Hollywood's latest Nicholas Sparks adaptation, The Lucky One, is out today. It is not a good movie. The flashes of weirdness—like the protagonist walking from Colorado to Louisiana and stopping in every town along the way to ask people if they know the person in a picture found during a raid in Afghanistan—are all undermined by the film's insistence of reiterating each plot point at least five times (it takes place at a kennel, so you'll quickly get bored of dog play).

What is notable about it is how spectacularly awful Zac Efron is in his first humping role. Yes, the dude can thrust seductively in a PG-13-friendly way, but what he cannot do is act. In the interest of not giving Scott Hicks' film any more time that it deserves, here are all the things I wrote in my notes about Efron's on-screen presence:

  • His eyebrows are so spiritual.
  • His line readings are as stiff as his spine.
  • He looks vaguely pained.
  • He looks vaguely menacing.
  • His character's last name [Thibault] is pronounced like "Tebow." How convenient.
  • He's rarely made to say more than two sentences at a time ("I like philosophy." "I like to read." "I walked...I like to walk." "I'm glad I was." "Do what she says.

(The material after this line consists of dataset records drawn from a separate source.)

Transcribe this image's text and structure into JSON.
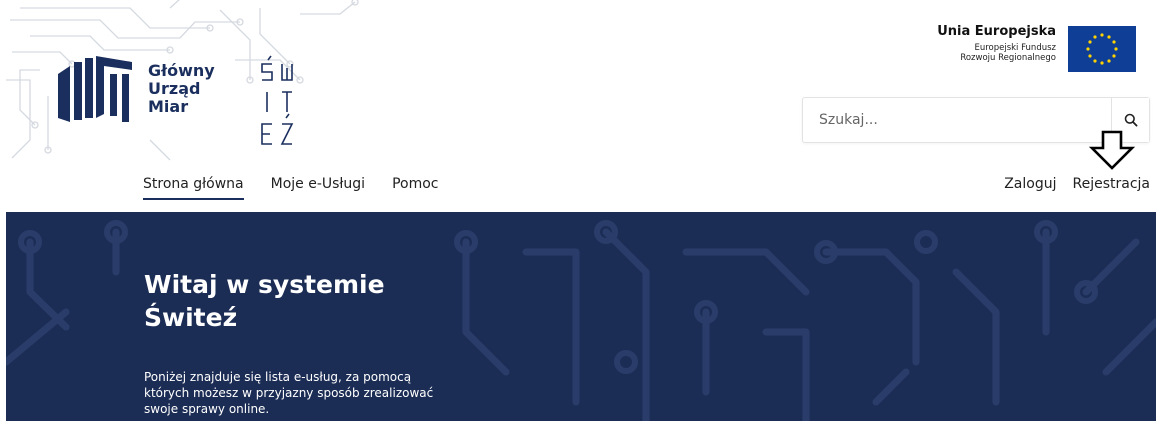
{
  "logo": {
    "line1": "Główny",
    "line2": "Urząd",
    "line3": "Miar"
  },
  "eu": {
    "title": "Unia Europejska",
    "sub_line1": "Europejski Fundusz",
    "sub_line2": "Rozwoju Regionalnego"
  },
  "search": {
    "placeholder": "Szukaj..."
  },
  "nav": {
    "left": [
      "Strona główna",
      "Moje e-Usługi",
      "Pomoc"
    ],
    "right": [
      "Zaloguj",
      "Rejestracja"
    ],
    "active_index": 0
  },
  "hero": {
    "title_line1": "Witaj w systemie",
    "title_line2": "Świteź",
    "description": "Poniżej znajduje się lista e-usług, za pomocą których możesz w przyjazny sposób zrealizować swoje sprawy online."
  },
  "colors": {
    "brand_navy": "#1c2d55",
    "eu_blue": "#0e3e96",
    "eu_star": "#ffd200"
  }
}
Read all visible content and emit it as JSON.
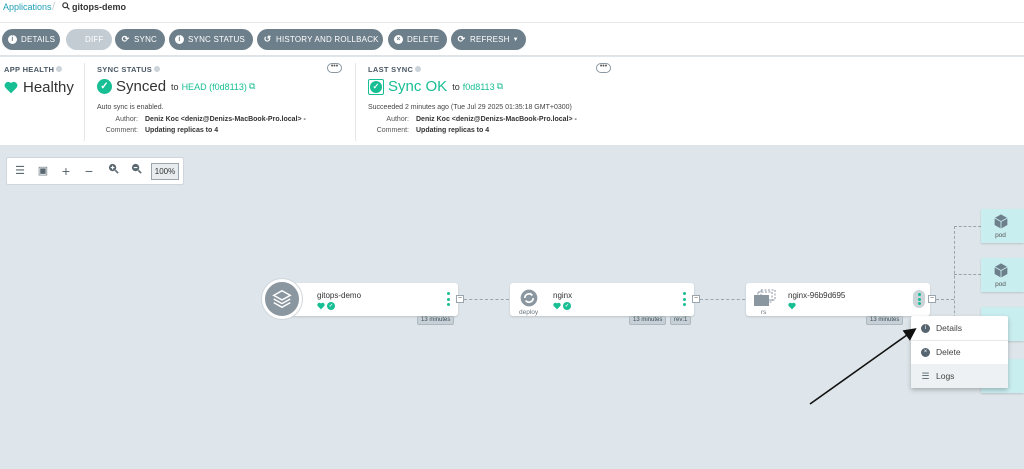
{
  "breadcrumb": {
    "parent": "Applications",
    "current": "gitops-demo"
  },
  "toolbar": {
    "details": "DETAILS",
    "diff": "DIFF",
    "sync": "SYNC",
    "sync_status": "SYNC STATUS",
    "history": "HISTORY AND ROLLBACK",
    "delete": "DELETE",
    "refresh": "REFRESH"
  },
  "app_health": {
    "title": "APP HEALTH",
    "value": "Healthy"
  },
  "sync_status": {
    "title": "SYNC STATUS",
    "value": "Synced",
    "to": "to",
    "revision": "HEAD (f0d8113)",
    "auto_sync": "Auto sync is enabled.",
    "author_label": "Author:",
    "author": "Deniz Koc <deniz@Denizs-MacBook-Pro.local> -",
    "comment_label": "Comment:",
    "comment": "Updating replicas to 4"
  },
  "last_sync": {
    "title": "LAST SYNC",
    "value": "Sync OK",
    "to": "to",
    "revision": "f0d8113",
    "succeeded": "Succeeded 2 minutes ago (Tue Jul 29 2025 01:35:18 GMT+0300)",
    "author_label": "Author:",
    "author": "Deniz Koc <deniz@Denizs-MacBook-Pro.local> -",
    "comment_label": "Comment:",
    "comment": "Updating replicas to 4"
  },
  "more_label": "•••",
  "graph_tools": {
    "zoom": "100%"
  },
  "nodes": {
    "app": {
      "name": "gitops-demo",
      "age": "13 minutes"
    },
    "deploy": {
      "name": "nginx",
      "kind": "deploy",
      "age": "13 minutes",
      "rev": "rev:1"
    },
    "rs": {
      "name": "nginx-96b9d695",
      "kind": "rs",
      "age": "13 minutes"
    },
    "pods": [
      "pod",
      "pod"
    ]
  },
  "context_menu": {
    "details": "Details",
    "delete": "Delete",
    "logs": "Logs"
  },
  "colors": {
    "accent": "#18be94",
    "button": "#6d7f8b",
    "link": "#1f9fb5",
    "pod_bg": "#c9eef0",
    "canvas": "#dee6eb"
  },
  "icons": [
    "search-icon",
    "info-icon",
    "file-icon",
    "sync-icon",
    "history-icon",
    "delete-icon",
    "refresh-icon",
    "heart-icon",
    "check-icon",
    "external-link-icon",
    "layers-icon",
    "cube-icon"
  ]
}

Let go of her arm." "I just want to make sure you're OK." "I won't forget." "You should be kissed everyday, every hour, every minute.").
  • He looks like he's carved out of polyurethane – sex-doll perfection.
  • He has the far-off look of someone who can't read being confronted by cue cards.
  • Half-lidded dreamboat eyes gazing at a light bulb.
  • He looks like he wants to marry/fuck/kill simultaneously.
  • Finally shirtless.
  • Only when he's dancing does he seem to feel free.
  • Gorgeous eyelashes.

Avert your eyes if you're afraid of spoilers:

The Lucky One does contain one bit of pay-off that's both Wizard of Oz-esque and like nothing I've ever seen: death by treehouse. For that, maybe it's worth it.